Ok, hands on keyboard, here I go….Nope, now The Dallas Morning News posted an editorial criticizing Leppert and others who misled voters in 2007, “Overblown optimism about toll road did voters a disservice“:
No doubt about it, then-Mayor Tom Leppert told folks. The corps says the route between the levees is safe. It can be done.
Well, not exactly.
What the corps said was “plausible,” Leppert and others portrayed as a slam dunk….
But their cocksure conviction did Dallas residents a disservice. Leppert and his allies offered a rose-colored, best-case scenario instead of allowing voters to make a fully informed decision about a significant and expensive project.
This newspaper — and likely plenty of voters — took leaders at their word when they proclaimed that the highway could be built in the floodway. While that may not be false, it wasn’t necessarily true. In the months leading up to the referendum, officials from the corps and other federal agencies wrote early and often that building within the levees would be difficult, that protecting the structural integrity of the levees was paramount, and that this had not been done before.
Proponents of the toll road, it seems, heard what they wanted to hear.
After that, I had to head over to Unfair Park to check out Jim Schutze’s take on all of this. “Gosh, We’re Just Too Trusting, or: The Dallas Morning News’s Embarrassing Confession.”
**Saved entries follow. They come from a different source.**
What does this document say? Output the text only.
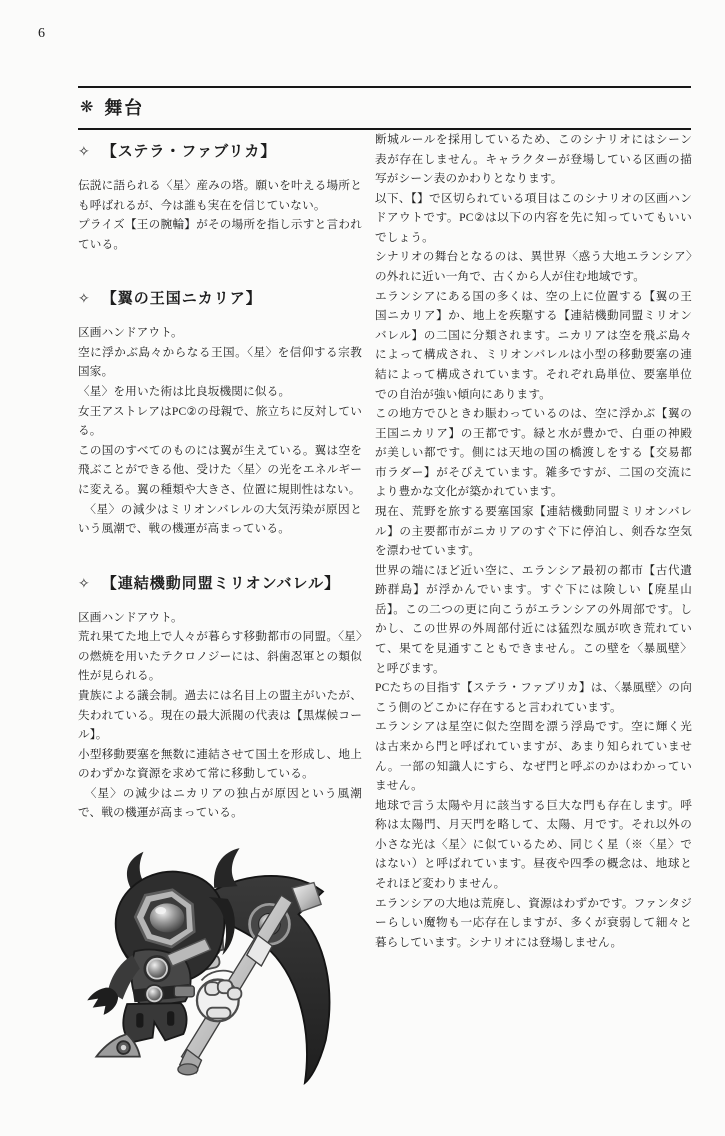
6
❋ 舞台
✧ 【ステラ・ファブリカ】

伝説に語られる〈星〉産みの塔。願いを叶える場所とも呼ばれるが、今は誰も実在を信じていない。

プライズ【王の腕輪】がその場所を指し示すと言われている。

✧ 【翼の王国ニカリア】

区画ハンドアウト。

空に浮かぶ島々からなる王国。〈星〉を信仰する宗教国家。

〈星〉を用いた術は比良坂機関に似る。

女王アストレアはPC②の母親で、旅立ちに反対している。

この国のすべてのものには翼が生えている。翼は空を飛ぶことができる他、受けた〈星〉の光をエネルギーに変える。翼の種類や大きさ、位置に規則性はない。

　〈星〉の減少はミリオンバレルの大気汚染が原因という風潮で、戦の機運が高まっている。

✧ 【連結機動同盟ミリオンバレル】

区画ハンドアウト。

荒れ果てた地上で人々が暮らす移動都市の同盟。〈星〉の燃焼を用いたテクロノジーには、斜歯忍軍との類似性が見られる。

貴族による議会制。過去には名目上の盟主がいたが、失われている。現在の最大派閥の代表は【黒煤候コール】。

小型移動要塞を無数に連結させて国土を形成し、地上のわずかな資源を求めて常に移動している。

　〈星〉の減少はニカリアの独占が原因という風潮で、戦の機運が高まっている。

断城ルールを採用しているため、このシナリオにはシーン表が存在しません。キャラクターが登場している区画の描写がシーン表のかわりとなります。

以下、【】で区切られている項目はこのシナリオの区画ハンドアウトです。PC②は以下の内容を先に知っていてもいいでしょう。

シナリオの舞台となるのは、異世界〈惑う大地エランシア〉の外れに近い一角で、古くから人が住む地域です。

エランシアにある国の多くは、空の上に位置する【翼の王国ニカリア】か、地上を疾駆する【連結機動同盟ミリオンバレル】の二国に分類されます。ニカリアは空を飛ぶ島々によって構成され、ミリオンバレルは小型の移動要塞の連結によって構成されています。それぞれ島単位、要塞単位での自治が強い傾向にあります。

この地方でひときわ賑わっているのは、空に浮かぶ【翼の王国ニカリア】の王都です。緑と水が豊かで、白亜の神殿が美しい都です。側には天地の国の橋渡しをする【交易都市ラダー】がそびえています。雑多ですが、二国の交流により豊かな文化が築かれています。

現在、荒野を旅する要塞国家【連結機動同盟ミリオンバレル】の主要都市がニカリアのすぐ下に停泊し、剣呑な空気を漂わせています。

世界の端にほど近い空に、エランシア最初の都市【古代遺跡群島】が浮かんでいます。すぐ下には険しい【廃星山岳】。この二つの更に向こうがエランシアの外周部です。しかし、この世界の外周部付近には猛烈な風が吹き荒れていて、果てを見通すこともできません。この壁を〈暴風壁〉と呼びます。

PCたちの目指す【ステラ・ファブリカ】は、〈暴風壁〉の向こう側のどこかに存在すると言われています。

エランシアは星空に似た空間を漂う浮島です。空に輝く光は古来から門と呼ばれていますが、あまり知られていません。一部の知識人にすら、なぜ門と呼ぶのかはわかっていません。

地球で言う太陽や月に該当する巨大な門も存在します。呼称は太陽門、月天門を略して、太陽、月です。それ以外の小さな光は〈星〉に似ているため、同じく星（※〈星〉ではない）と呼ばれています。昼夜や四季の概念は、地球とそれほど変わりません。

エランシアの大地は荒廃し、資源はわずかです。ファンタジーらしい魔物も一応存在しますが、多くが衰弱して細々と暮らしています。シナリオには登場しません。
The Trinity has been a hot potato this week. So what’s a girl to do? Well, I figured I might as well get in on the action, so I wrote my own op-ed. I’ll include that in another blog, but here’s my take on all of these articles and columns and editorials:
I’m glad the truth has come out. I wish this had come out in the DMN four years ago, but better late than never. I’ll also say we’re very, very fortunate to have had guys like Schutze and Merten on the case, who dug into this issue during the referendum, who asked the tough questions (multiple times, if necessary), and who knew that just because the bigwigs were saying it, didn’t make it true.